Others placing bets on AMD’s AI chips range from startups like Lamini and Nscale to larger, more entrenched cloud providers such as Azure and Oracle. (Google Cloud and AWS remain unconvinced of AMD’s competitiveness.)
Working in all of these vendors’ favor right now is the continued Nvidia GPU shortage and the delay of Nvidia’s upcoming Blackwell chip. But the shortage could ease soon with a ramp-up in the manufacturing of critical chip components, in particular memory. And that could allow Nvidia to scale up shipments of the H200, the H100’s successor, which boasts dramatically improved performance.
Another existential dilemma for upstart clouds betting on AMD hardware is bridging the competitive moats Nvidia has built around AI chips. Nvidia’s development software is perceived as more mature and easier to use than AMD’s — and it’s widely deployed. AMD CEO Lisa Su herself has admitted that it “takes work” to adopt AMD.

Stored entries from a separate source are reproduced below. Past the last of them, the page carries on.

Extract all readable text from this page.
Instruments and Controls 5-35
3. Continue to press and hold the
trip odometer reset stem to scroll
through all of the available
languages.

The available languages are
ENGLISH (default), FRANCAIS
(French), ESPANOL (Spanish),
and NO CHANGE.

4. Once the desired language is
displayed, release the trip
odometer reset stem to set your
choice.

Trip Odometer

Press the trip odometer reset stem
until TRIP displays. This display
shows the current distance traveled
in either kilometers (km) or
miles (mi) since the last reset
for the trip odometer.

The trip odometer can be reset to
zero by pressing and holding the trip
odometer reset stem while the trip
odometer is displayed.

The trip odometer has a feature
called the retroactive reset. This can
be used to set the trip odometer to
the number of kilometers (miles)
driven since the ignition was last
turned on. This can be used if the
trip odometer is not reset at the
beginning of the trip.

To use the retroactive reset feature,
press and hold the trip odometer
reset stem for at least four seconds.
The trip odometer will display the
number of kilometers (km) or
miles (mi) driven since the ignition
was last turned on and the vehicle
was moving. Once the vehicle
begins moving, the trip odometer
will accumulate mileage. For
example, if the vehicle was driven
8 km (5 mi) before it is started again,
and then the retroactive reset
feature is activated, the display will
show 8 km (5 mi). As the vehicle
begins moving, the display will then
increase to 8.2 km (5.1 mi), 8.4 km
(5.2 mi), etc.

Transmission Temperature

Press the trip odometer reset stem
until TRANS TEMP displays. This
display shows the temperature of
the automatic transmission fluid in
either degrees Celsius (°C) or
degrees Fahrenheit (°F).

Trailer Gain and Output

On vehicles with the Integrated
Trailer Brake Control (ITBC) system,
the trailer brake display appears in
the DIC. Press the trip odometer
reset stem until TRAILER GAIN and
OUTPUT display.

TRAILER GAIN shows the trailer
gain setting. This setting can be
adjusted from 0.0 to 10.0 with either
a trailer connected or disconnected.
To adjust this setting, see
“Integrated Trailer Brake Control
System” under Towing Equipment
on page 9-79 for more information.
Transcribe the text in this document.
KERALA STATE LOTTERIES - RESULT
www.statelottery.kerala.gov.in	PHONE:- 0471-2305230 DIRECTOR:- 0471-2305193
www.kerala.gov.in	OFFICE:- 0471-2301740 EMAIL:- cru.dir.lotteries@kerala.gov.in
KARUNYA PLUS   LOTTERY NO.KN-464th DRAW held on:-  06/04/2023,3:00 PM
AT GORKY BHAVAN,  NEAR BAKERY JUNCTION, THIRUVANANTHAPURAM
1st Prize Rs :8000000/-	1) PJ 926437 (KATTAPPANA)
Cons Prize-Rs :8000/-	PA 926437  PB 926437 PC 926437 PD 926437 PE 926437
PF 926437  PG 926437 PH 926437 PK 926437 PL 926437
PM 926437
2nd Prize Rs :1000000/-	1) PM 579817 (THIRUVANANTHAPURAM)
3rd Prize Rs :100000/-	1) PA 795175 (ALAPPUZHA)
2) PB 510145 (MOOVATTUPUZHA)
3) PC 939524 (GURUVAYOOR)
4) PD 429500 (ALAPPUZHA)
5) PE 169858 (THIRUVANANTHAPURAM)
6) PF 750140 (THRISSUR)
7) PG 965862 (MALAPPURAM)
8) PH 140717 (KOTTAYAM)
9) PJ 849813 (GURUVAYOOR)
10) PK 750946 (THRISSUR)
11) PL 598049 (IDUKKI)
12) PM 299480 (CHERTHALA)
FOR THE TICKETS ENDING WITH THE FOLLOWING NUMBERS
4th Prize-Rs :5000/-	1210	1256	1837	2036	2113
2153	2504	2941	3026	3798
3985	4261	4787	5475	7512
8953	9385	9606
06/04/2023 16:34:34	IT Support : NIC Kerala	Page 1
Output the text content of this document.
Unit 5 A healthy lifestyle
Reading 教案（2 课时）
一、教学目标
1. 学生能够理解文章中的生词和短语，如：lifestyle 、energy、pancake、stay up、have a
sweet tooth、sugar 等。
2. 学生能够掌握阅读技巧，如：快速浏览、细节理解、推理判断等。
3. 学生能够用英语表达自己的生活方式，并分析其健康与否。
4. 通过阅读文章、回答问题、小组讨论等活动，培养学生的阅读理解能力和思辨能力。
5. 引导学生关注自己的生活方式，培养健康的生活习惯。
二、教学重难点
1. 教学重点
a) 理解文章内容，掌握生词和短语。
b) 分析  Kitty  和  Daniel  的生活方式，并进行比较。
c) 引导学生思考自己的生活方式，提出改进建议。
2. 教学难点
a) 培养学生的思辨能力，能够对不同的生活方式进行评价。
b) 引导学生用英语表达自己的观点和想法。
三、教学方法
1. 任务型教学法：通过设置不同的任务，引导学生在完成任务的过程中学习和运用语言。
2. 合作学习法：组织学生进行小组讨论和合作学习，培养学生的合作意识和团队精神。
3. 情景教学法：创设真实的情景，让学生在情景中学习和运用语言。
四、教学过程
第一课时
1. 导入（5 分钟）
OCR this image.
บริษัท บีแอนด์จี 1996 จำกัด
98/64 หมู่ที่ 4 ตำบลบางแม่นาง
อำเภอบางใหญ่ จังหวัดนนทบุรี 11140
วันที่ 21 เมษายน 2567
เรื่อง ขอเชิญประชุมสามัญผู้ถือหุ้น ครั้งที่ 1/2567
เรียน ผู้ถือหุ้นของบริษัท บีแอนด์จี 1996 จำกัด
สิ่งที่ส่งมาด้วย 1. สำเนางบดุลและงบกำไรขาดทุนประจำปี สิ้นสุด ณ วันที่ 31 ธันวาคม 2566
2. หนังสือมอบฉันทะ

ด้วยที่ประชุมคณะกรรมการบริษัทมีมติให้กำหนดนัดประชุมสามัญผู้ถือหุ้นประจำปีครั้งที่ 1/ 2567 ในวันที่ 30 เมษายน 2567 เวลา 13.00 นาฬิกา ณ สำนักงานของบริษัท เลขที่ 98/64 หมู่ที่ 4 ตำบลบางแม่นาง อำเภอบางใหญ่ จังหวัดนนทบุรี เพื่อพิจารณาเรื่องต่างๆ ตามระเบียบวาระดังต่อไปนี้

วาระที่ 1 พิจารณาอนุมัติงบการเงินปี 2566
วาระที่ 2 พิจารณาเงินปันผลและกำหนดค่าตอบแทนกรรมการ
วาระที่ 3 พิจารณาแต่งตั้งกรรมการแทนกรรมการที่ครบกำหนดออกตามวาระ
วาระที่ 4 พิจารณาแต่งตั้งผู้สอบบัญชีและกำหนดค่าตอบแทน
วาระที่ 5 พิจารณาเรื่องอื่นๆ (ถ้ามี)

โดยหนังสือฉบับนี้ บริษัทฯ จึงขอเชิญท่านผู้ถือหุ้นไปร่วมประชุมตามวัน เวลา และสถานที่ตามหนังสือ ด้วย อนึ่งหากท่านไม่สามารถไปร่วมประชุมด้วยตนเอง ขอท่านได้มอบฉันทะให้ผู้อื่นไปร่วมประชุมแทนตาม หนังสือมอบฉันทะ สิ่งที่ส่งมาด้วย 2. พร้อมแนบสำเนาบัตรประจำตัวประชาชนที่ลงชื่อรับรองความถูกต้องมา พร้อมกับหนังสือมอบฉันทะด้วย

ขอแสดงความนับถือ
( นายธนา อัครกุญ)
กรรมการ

On the far horizon, competing on pricing might become challenging down the line as hyperscalers increase their investments in custom hardware to run and train models. Google offers its TPUs; Microsoft recently unveiled two custom chips, Azure Maia and Azure Cobalt; and AWS has Trainium, Inferentia and Graviton.
“As developers seek alternatives that can effectively handle their AI workloads, especially with increased memory and performance demands, along with ongoing production issues causing delays, AMD will maintain superiority for even longer, playing a key role in the democratization of compute in the AI era,” Horton said.
TensorWave began onboarding customers late this spring in preview. But it’s already generating $3 million in annual recurring revenue, Horton says. He expects that figure will reach $25 million by the end of the year — an 8x leap — once TensorWave ratchets up capacity to 20,000 MI300Xs.
Assuming $15,000 per GPU, 20,000 MI300Xs would amount to a $300 million investment — yet Horton claims TensorWave’s burn rate is “well within sustainable levels.” TensorWave previously told The Register that it would use its GPUs as collateral for a large round of debt financing, an approach employed by other data center operators including CoreWeave; Horton says that’s still the plan.
“This reflects our strong financial health,” he continued. “We’re strategically positioned to weather potential headwinds by delivering value where it’s most needed.”
I asked Horton how many customers TensorWave has today. He declined to answer due to “confidentiality,” but highlighted TensorWave’s publicly announced partnerships with networking backbone provider Edgecore Networks and MK1, an AI inferencing startup founded by ex-Neuralink engineers.
“We are rapidly expanding our capacity, with multiple nodes available, and we are continually increasing capacity to meet the growing demands of our pipeline,” Horton said, adding that TensorWave plans to bring AMD’s next-gen MI325X GPUs, which are scheduled to be released in Q4 2024, online as early as November/December.
Investors seem pleased with TensorWave’s growth trajectory so far. Nexus VP revealed on Wednesday that it led a $43 million round in the company, which also had participation from Maverick Capital, StartupNV, Translink Capital, and AMD Ventures.
The tranche — TensorWave’s first — values the startup at $100 million post-money.
“AMD Ventures shares TensorWave’s vision to transform AI compute infrastructure,” AMD Ventures SVP Matthew Hein said in a statement. “Their deployment of the AMD Instinct MI300X and ability to offer public instances to AI customers and developers positions them as an early competitor in the AI space, and we are excited to support their growth through this latest round of funding.”